Edmund held my helmet into the lamplight so that I could see it. The head covering was cut badly, the brass and leather gashed. My head was sorely bruised, but as I searched with my fingers, it seemed that my scalp was intact.
The high-pitched shrilling in my ears was ceaseless, and I saw a double image of Sir Nigel as he entered the room.
 
 
Father Stephen, the English priest, paid me a visit, looking so wraithlike that I had to stretch out a hand and feel his arm through his sleeve.
“The weather has changed,” said the priest.
I was not reassured by this visit, believing that I was sure to die and that this gaunt man of God was here to provide me with the appropriate rites. He did offer a few remarks on the sanctity of suffering, but then he sighed, and I realized—it had the force of fresh insight—that sometimes a priest needs comfort, too.
“It will be a blessing to see home again, Father,” I offered, hoping he would allow me to adopt such a familiar tone.
“I dreamed of this,” said the priest.
“You dreamed of what, Father?” I forced myself to ask.
“My parents were people of worth,” said the priest.“With scullery servants and a bottler.
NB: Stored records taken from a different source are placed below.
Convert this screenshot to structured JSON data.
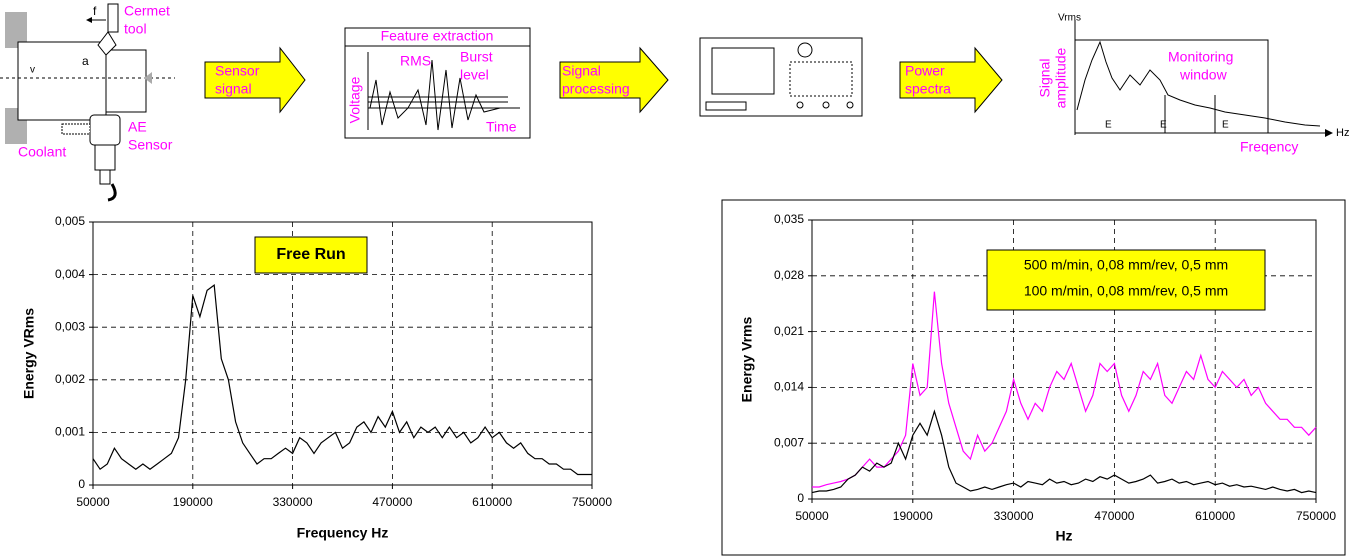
{
  "diagram": {
    "feed": "f",
    "tool": [
      "Cermet",
      "tool"
    ],
    "speed": "v",
    "depth": "a",
    "sensor": [
      "AE",
      "Sensor"
    ],
    "coolant": "Coolant",
    "step1": [
      "Sensor",
      "signal"
    ],
    "feature_title": "Feature extraction",
    "voltage": "Voltage",
    "rms": "RMS",
    "burst": [
      "Burst",
      "level"
    ],
    "time": "Time",
    "step2": [
      "Signal",
      "processing"
    ],
    "step3": [
      "Power",
      "spectra"
    ],
    "vrms": "Vrms",
    "amplitude": [
      "Signal",
      "amplitude"
    ],
    "window": [
      "Monitoring",
      "window"
    ],
    "bands": [
      "E",
      "E",
      "E"
    ],
    "hz": "Hz",
    "freq": "Freqency"
  },
  "chart_data": [
    {
      "type": "line",
      "xlabel": "Frequency Hz",
      "ylabel": "Energy VRms",
      "annotation": "Free Run",
      "color": "#000000",
      "grid": true,
      "xlim": [
        50000,
        750000
      ],
      "xticks": [
        50000,
        190000,
        330000,
        470000,
        610000,
        750000
      ],
      "ylim": [
        0,
        0.005
      ],
      "yticks": [
        0,
        {
          "value": 0.001,
          "label": "0,001"
        },
        {
          "value": 0.002,
          "label": "0,002"
        },
        {
          "value": 0.003,
          "label": "0,003"
        },
        {
          "value": 0.004,
          "label": "0,004"
        },
        {
          "value": 0.005,
          "label": "0,005"
        }
      ],
      "x": [
        50000,
        60000,
        70000,
        80000,
        90000,
        100000,
        110000,
        120000,
        130000,
        140000,
        150000,
        160000,
        170000,
        180000,
        190000,
        200000,
        210000,
        220000,
        230000,
        240000,
        250000,
        260000,
        270000,
        280000,
        290000,
        300000,
        310000,
        320000,
        330000,
        340000,
        350000,
        360000,
        370000,
        380000,
        390000,
        400000,
        410000,
        420000,
        430000,
        440000,
        450000,
        460000,
        470000,
        480000,
        490000,
        500000,
        510000,
        520000,
        530000,
        540000,
        550000,
        560000,
        570000,
        580000,
        590000,
        600000,
        610000,
        620000,
        630000,
        640000,
        650000,
        660000,
        670000,
        680000,
        690000,
        700000,
        710000,
        720000,
        730000,
        740000,
        750000
      ],
      "values": [
        0.0005,
        0.0003,
        0.0004,
        0.0007,
        0.0005,
        0.0004,
        0.0003,
        0.0004,
        0.0003,
        0.0004,
        0.0005,
        0.0006,
        0.0009,
        0.002,
        0.0036,
        0.0032,
        0.0037,
        0.0038,
        0.0024,
        0.002,
        0.0012,
        0.0008,
        0.0006,
        0.0004,
        0.0005,
        0.0005,
        0.0006,
        0.0007,
        0.0006,
        0.0009,
        0.0008,
        0.0006,
        0.0008,
        0.0009,
        0.001,
        0.0007,
        0.0008,
        0.0011,
        0.0012,
        0.001,
        0.0013,
        0.0011,
        0.0014,
        0.001,
        0.0012,
        0.0009,
        0.0011,
        0.001,
        0.0011,
        0.0009,
        0.0011,
        0.0009,
        0.001,
        0.0008,
        0.0009,
        0.0011,
        0.0009,
        0.001,
        0.0008,
        0.0007,
        0.0008,
        0.0006,
        0.0005,
        0.0005,
        0.0004,
        0.0004,
        0.0003,
        0.0003,
        0.0002,
        0.0002,
        0.0002
      ]
    },
    {
      "type": "line",
      "xlabel": "Hz",
      "ylabel": "Energy Vrms",
      "grid": true,
      "xlim": [
        50000,
        750000
      ],
      "xticks": [
        50000,
        190000,
        330000,
        470000,
        610000,
        750000
      ],
      "ylim": [
        0,
        0.035
      ],
      "yticks": [
        0,
        {
          "value": 0.007,
          "label": "0,007"
        },
        {
          "value": 0.014,
          "label": "0,014"
        },
        {
          "value": 0.021,
          "label": "0,021"
        },
        {
          "value": 0.028,
          "label": "0,028"
        },
        {
          "value": 0.035,
          "label": "0,035"
        }
      ],
      "x": [
        50000,
        60000,
        70000,
        80000,
        90000,
        100000,
        110000,
        120000,
        130000,
        140000,
        150000,
        160000,
        170000,
        180000,
        190000,
        200000,
        210000,
        220000,
        230000,
        240000,
        250000,
        260000,
        270000,
        280000,
        290000,
        300000,
        310000,
        320000,
        330000,
        340000,
        350000,
        360000,
        370000,
        380000,
        390000,
        400000,
        410000,
        420000,
        430000,
        440000,
        450000,
        460000,
        470000,
        480000,
        490000,
        500000,
        510000,
        520000,
        530000,
        540000,
        550000,
        560000,
        570000,
        580000,
        590000,
        600000,
        610000,
        620000,
        630000,
        640000,
        650000,
        660000,
        670000,
        680000,
        690000,
        700000,
        710000,
        720000,
        730000,
        740000,
        750000
      ],
      "series": [
        {
          "name": "500 m/min, 0,08 mm/rev, 0,5 mm",
          "color": "#ff00ff",
          "values": [
            0.0015,
            0.0015,
            0.0018,
            0.002,
            0.0022,
            0.0025,
            0.003,
            0.004,
            0.005,
            0.004,
            0.004,
            0.005,
            0.006,
            0.008,
            0.017,
            0.013,
            0.014,
            0.026,
            0.017,
            0.012,
            0.009,
            0.006,
            0.005,
            0.008,
            0.006,
            0.007,
            0.009,
            0.011,
            0.015,
            0.012,
            0.01,
            0.012,
            0.011,
            0.014,
            0.016,
            0.015,
            0.017,
            0.014,
            0.011,
            0.013,
            0.017,
            0.016,
            0.017,
            0.013,
            0.011,
            0.013,
            0.016,
            0.015,
            0.017,
            0.013,
            0.012,
            0.014,
            0.016,
            0.015,
            0.018,
            0.015,
            0.014,
            0.016,
            0.015,
            0.014,
            0.015,
            0.013,
            0.014,
            0.012,
            0.011,
            0.01,
            0.01,
            0.009,
            0.009,
            0.008,
            0.009
          ]
        },
        {
          "name": "100 m/min, 0,08 mm/rev, 0,5 mm",
          "color": "#000000",
          "values": [
            0.0008,
            0.001,
            0.001,
            0.0012,
            0.0015,
            0.0025,
            0.003,
            0.004,
            0.0035,
            0.0045,
            0.004,
            0.0045,
            0.007,
            0.005,
            0.008,
            0.0095,
            0.008,
            0.011,
            0.008,
            0.004,
            0.002,
            0.0015,
            0.001,
            0.0012,
            0.0015,
            0.0012,
            0.0015,
            0.0018,
            0.002,
            0.0015,
            0.0022,
            0.002,
            0.0018,
            0.0025,
            0.002,
            0.0022,
            0.0018,
            0.002,
            0.0025,
            0.0022,
            0.0028,
            0.0025,
            0.003,
            0.0025,
            0.002,
            0.0022,
            0.0025,
            0.003,
            0.002,
            0.0022,
            0.0025,
            0.002,
            0.0022,
            0.0018,
            0.002,
            0.0022,
            0.0018,
            0.002,
            0.0016,
            0.0018,
            0.0015,
            0.0016,
            0.0014,
            0.0012,
            0.0015,
            0.0012,
            0.001,
            0.0012,
            0.0008,
            0.001,
            0.0008
          ]
        }
      ]
    }
  ]
}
But do you know, of all that luxury—” He let the word drift in the lamplight. Luxury was a sin, carnal and self-satisfying. “Of all that easeful luxury, do you know what I recall with the greatest joy?”
I could not shake my injured head.
“The sound of rain in the thatch,” he rasped.
The priest and I shared the gentle sound of a downpour, increasing now beyond the shuttered windows.
 
 
 
A surgeon knelt before me, smelling of garlic and of sweat. He peered into my eyes, lifting my eyebrows as though he wanted my eyes to fall out so that he could examine them more completely. He put his hands over my head, fingertips pressing, as I cringed involuntarily. It did not hurt, I told myself.